Reviews come with tradeoffs — context switching is hard and imposes a real productivity tax. But there are some easy ways to reduce that productivity tax.
Give reviews quickly. Nothing’s worse than having lots of energy around your work and then waiting a day or more for code review.
Find natural breaking points throughout your day to check your GitHub notifications and review open pull requests. Starting your day with a cup of coffee and a code review is a great way to warm up your brain and unblock your coworkers. After lunch, or after a meeting, or after taking the dog for a walk are great times to check in on open PRs.
Think of your feedback in a couple of buckets — blocking and non-blocking. Sometimes you’ll notice changes that will break critical paths for your users. Call those out, and make it clear that they need to be resolved before merging the change.
Most feedback should be non-blocking. Maybe there’s a slightly more performant way to do something, or there’s an edge case that’s worth considering but probably won’t pop up immediately. Call those out, too, but do so with an approval. Let the author decide what makes sense to implement now or save for the future to keep things moving.
Never spend time on code style in a code review. It’s a waste of time for you and the author. Rely on linters, like Prettier and Rubocop, to catch style issues in CI. Configure your code editor to style code on save, and if your team uses VS Code, codify that in workspace settings. If you see style in code review that you feel strongly about, it’s your responsibility to open a PR to update your linters.
Automate beyond style, too. If you find yourself regularly suggesting changes about debugging breakpoints or other development artifacts that sneak their way into PRs, add linter rules around those. Have CI make commits directly to PRs with tools to make easily fixable changes. With GitHub Actions, git-auto-commit-action makes that simple.
Don’t add any rules to your code review process until you absolutely need them. By default, anyone should be able to approve a PR. When you have an idea of perfect reviewers who have just the right context, request them directly to avoid drive-by reviews.
Consider an approval valid forever, even if an author makes additional changes after the approval. If the author makes significant changes that, in their judgment, warrant another review, it’s their responsibility to request another review.
Break big problems into small changes. Use feature flags to ship small parts of large features into production frequently.
Open PRs for tiny vertical slices. Let’s say you’re adding “widgets” to your application. A PR that’s all of the backend controller actions needed to support all CRUD operations on widgets is hard to review. Instead, start with a PR that introduces a blank page and a new URL behind a feature flag. Later, open another PR that displays some widgets on that page.

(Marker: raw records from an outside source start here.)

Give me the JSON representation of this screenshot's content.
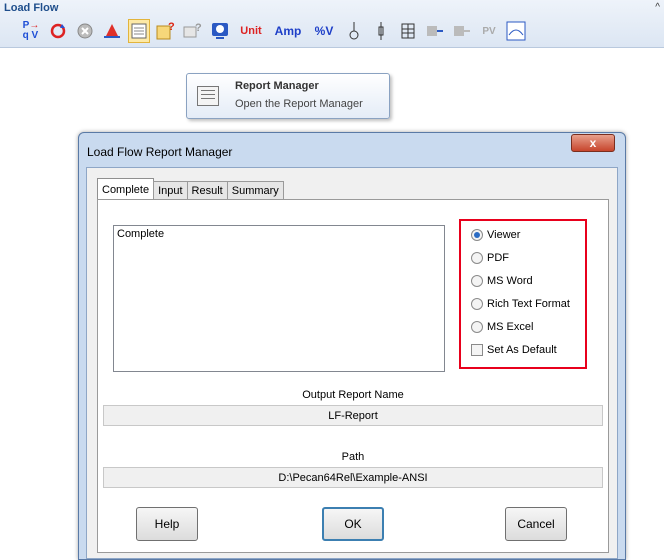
{
  "toolbar": {
    "title": "Load Flow",
    "corner": "^",
    "icons": [
      {
        "name": "pq-v-icon",
        "glyph": "P→V"
      },
      {
        "name": "refresh-icon",
        "glyph": "⟳"
      },
      {
        "name": "stop-icon",
        "glyph": "⊗"
      },
      {
        "name": "alarm-icon",
        "glyph": "▲"
      },
      {
        "name": "report-manager-icon",
        "glyph": "▤"
      },
      {
        "name": "report-help-icon",
        "glyph": "?"
      },
      {
        "name": "report-query-icon",
        "glyph": "?"
      },
      {
        "name": "display-icon",
        "glyph": "◉"
      },
      {
        "name": "unit-icon",
        "glyph": "Unit"
      },
      {
        "name": "amp-icon",
        "glyph": "Amp"
      },
      {
        "name": "percent-v-icon",
        "glyph": "%V"
      },
      {
        "name": "probe-icon",
        "glyph": "♁"
      },
      {
        "name": "bus-icon",
        "glyph": "▯"
      },
      {
        "name": "grid-icon",
        "glyph": "▦"
      },
      {
        "name": "load-icon",
        "glyph": "⊃"
      },
      {
        "name": "gen-icon",
        "glyph": "⊃"
      },
      {
        "name": "pq-icon",
        "glyph": "PV"
      },
      {
        "name": "meter-icon",
        "glyph": "▣"
      }
    ]
  },
  "tooltip": {
    "title": "Report Manager",
    "description": "Open the Report Manager"
  },
  "dialog": {
    "title": "Load Flow Report Manager",
    "close_label": "x",
    "tabs": [
      "Complete",
      "Input",
      "Result",
      "Summary"
    ],
    "active_tab": "Complete",
    "list_items": [
      "Complete"
    ],
    "output_options": [
      "Viewer",
      "PDF",
      "MS Word",
      "Rich Text Format",
      "MS Excel"
    ],
    "selected_output": "Viewer",
    "set_default_label": "Set As Default",
    "set_default_checked": false,
    "output_report_name_label": "Output Report Name",
    "output_report_name": "LF-Report",
    "path_label": "Path",
    "path": "D:\\Pecan64Rel\\Example-ANSI",
    "help_label": "Help",
    "ok_label": "OK",
    "cancel_label": "Cancel"
  }
}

It’s a code author’s responsibility to make sure that their code works. As a reviewer, don’t feel responsible for catching every bug that could sneak into a PR. Call out things you notice, and try not to get too hung up on any one part of a change.
As an author, use the PR description field to make reviews easy. Call out the parts of the change that you’d like reviewers to focus on. If your PR includes significant UI changes, include screenshots or video recordings. Link off to documentation about APIs you’re leveraging.
Ultimately, the author and reviewer share the responsibility for reducing the productivity tax and getting the awesome benefits of a quality review.